BMC Musculoskeletal Disorders (Dec 2024)
Evidence-based approach to the shoulder examination for subacromial bursitis and rotator cuff tears: a systematic review and meta-analysis
Abstract
Abstract Introduction Shoulder pain represents a common patient complaint evaluated in a primary care setting. Approximately two thirds of these patients have rotator cuff injuries, with rotator cuff tears (RCTs) and subacromial impingement syndrome (SIS) accounting for a majority of causes. An accurate and efficient diagnostic strategy focused on physical examination findings may lead to improved outcomes and less functional disability. Objective To identify the most accurate physical examination tests for the diagnosis of RCT and SIS, we performed a systematic review and meta-analysis. Methods The database for our systematic review was compiled by using keywords and common indexing strategies to search PubMed, Ovid MEDLINE, Embase and the Cochrane Library from January 1, 1980, to March 15, 2024. Included studies evaluated a physical examination being performed prior to a reference standard diagnostic test for either RCT or SIS. Data was extracted in dual fashion and meta-analyses were performed regarding physical examination tests identified in our included studies.
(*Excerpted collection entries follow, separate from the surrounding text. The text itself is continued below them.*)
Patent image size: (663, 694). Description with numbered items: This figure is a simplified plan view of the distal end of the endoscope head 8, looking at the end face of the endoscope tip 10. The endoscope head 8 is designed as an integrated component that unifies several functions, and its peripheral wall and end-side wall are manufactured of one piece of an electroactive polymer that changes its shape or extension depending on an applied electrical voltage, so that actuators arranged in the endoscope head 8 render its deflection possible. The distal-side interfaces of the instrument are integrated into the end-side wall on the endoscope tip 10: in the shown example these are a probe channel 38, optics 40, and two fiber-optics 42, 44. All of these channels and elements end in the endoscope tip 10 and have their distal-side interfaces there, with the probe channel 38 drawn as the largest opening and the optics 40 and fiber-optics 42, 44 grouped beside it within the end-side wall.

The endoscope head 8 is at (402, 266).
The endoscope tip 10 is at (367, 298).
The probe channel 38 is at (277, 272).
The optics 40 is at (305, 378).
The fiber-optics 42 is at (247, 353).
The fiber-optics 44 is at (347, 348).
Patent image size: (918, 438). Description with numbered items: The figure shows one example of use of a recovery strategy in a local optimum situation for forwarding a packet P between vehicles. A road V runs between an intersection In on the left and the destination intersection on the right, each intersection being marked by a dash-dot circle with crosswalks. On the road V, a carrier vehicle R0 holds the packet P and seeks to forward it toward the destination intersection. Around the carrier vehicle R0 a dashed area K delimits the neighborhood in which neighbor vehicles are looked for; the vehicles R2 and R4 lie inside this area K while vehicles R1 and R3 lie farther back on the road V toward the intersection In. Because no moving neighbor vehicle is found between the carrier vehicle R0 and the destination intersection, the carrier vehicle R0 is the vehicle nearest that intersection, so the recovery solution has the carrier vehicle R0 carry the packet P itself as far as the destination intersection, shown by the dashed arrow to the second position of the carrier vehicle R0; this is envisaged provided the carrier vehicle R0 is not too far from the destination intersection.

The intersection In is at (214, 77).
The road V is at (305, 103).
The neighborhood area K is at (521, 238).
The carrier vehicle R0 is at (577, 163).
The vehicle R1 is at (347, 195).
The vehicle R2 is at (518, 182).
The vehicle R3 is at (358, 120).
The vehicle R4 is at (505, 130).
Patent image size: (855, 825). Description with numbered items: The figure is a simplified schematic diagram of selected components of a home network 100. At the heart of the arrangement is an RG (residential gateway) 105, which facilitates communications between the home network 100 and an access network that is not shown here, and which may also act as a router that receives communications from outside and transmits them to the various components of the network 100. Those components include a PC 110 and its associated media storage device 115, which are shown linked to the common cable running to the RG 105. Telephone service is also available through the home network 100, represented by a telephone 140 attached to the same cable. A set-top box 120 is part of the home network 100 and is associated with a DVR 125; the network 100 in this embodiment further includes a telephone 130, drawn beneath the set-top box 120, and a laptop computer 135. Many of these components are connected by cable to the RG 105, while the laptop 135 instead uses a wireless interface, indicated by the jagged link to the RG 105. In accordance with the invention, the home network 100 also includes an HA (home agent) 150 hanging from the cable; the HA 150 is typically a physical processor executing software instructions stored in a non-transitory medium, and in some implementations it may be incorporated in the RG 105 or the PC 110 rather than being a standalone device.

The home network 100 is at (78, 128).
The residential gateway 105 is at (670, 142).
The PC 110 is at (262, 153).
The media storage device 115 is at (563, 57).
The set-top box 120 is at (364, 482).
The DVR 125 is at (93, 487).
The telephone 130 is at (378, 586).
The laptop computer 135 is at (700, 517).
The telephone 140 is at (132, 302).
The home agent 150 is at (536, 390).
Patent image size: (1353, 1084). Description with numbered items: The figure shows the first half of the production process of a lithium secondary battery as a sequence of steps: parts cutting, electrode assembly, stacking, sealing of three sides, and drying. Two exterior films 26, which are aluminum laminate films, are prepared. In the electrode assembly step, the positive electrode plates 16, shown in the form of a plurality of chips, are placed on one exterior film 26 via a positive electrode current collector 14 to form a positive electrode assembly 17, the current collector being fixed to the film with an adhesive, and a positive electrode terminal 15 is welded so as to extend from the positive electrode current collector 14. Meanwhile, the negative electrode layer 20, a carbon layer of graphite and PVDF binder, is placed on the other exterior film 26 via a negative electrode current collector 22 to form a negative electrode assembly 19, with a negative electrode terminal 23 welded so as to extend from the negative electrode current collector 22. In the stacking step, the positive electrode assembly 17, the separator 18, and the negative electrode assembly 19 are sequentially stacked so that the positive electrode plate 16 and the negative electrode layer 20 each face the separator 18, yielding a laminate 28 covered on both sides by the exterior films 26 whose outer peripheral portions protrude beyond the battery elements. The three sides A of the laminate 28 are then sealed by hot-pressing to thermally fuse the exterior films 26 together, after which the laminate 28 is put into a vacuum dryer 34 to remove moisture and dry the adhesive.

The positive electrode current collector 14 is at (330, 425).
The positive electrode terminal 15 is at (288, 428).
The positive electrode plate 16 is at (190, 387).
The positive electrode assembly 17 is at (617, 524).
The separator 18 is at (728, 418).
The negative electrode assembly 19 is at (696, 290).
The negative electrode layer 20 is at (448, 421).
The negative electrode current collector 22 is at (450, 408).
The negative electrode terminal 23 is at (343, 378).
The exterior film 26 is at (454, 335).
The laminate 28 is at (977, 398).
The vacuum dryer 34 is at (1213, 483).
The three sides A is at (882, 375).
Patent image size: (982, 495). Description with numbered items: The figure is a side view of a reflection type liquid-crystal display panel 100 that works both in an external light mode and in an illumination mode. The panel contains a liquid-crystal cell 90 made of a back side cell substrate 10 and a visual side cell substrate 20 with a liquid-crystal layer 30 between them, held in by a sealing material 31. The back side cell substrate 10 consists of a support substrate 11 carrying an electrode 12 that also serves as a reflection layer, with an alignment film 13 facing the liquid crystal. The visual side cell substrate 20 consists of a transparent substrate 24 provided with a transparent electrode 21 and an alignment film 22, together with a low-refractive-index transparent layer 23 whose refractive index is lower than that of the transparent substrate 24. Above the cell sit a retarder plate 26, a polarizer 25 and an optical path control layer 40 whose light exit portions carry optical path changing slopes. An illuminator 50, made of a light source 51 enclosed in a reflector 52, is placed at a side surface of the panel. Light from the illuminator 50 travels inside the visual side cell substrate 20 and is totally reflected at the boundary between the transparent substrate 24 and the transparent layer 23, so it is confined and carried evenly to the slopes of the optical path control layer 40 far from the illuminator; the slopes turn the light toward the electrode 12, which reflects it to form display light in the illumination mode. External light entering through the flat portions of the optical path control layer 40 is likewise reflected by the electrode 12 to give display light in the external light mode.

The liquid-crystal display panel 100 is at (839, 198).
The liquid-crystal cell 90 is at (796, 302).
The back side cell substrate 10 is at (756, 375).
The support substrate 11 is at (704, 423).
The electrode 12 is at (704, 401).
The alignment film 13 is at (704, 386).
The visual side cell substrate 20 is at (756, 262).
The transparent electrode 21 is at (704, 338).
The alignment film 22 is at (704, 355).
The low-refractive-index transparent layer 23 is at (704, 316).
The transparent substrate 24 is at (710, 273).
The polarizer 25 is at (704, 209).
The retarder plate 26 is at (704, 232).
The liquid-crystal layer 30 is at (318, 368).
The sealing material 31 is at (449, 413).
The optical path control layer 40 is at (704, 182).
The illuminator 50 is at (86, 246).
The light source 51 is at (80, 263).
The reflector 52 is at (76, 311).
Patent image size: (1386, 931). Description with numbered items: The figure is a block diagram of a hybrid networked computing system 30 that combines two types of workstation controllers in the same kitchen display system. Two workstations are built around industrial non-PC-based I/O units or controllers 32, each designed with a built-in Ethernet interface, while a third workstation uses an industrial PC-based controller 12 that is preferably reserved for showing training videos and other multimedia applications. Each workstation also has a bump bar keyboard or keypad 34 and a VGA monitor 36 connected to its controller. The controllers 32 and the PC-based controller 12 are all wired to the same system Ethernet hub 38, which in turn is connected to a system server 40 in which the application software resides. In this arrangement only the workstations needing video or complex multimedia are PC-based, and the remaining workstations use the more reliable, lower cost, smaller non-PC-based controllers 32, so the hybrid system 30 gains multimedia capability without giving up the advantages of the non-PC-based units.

Results A total of twenty studies, which include 3,438 patients, met our inclusion criteria and had data extracted for statistical analysis. Data was adequate to perform meta-analyses on ten physical examination tests for RCT and five physical examination tests for SIS. There were six physical examination tests which had significant diagnostic odds ratios (DORs) when used in the diagnostic evaluation of suspected RCT, with the External Rotation Lag Sign at 90 Degrees having the highest magnitude of significance (DOR, 12.70; 95% CI, 3.68 – 43.86; P < .0001). Four physical examination tests had significant DORs for physical examination tests when used in the diagnostic evaluation of SIS, with the Yergason’s Test having the highest magnitude of significance (DOR, 4.71; 95% CI; 2.16 – 10.32; P = .0001). Conclusion We present a large body of low-quality evidence for the diagnostic accuracies of physical examination tests for the identification of both RCT and SIS. We have identified novel data for the accuracy of the External Rotation Lag Sign at 90 Degrees and the Internal Rotation Lag Sign that have high to moderate diagnostic accuracy for ruling in tears of the rotator cuff.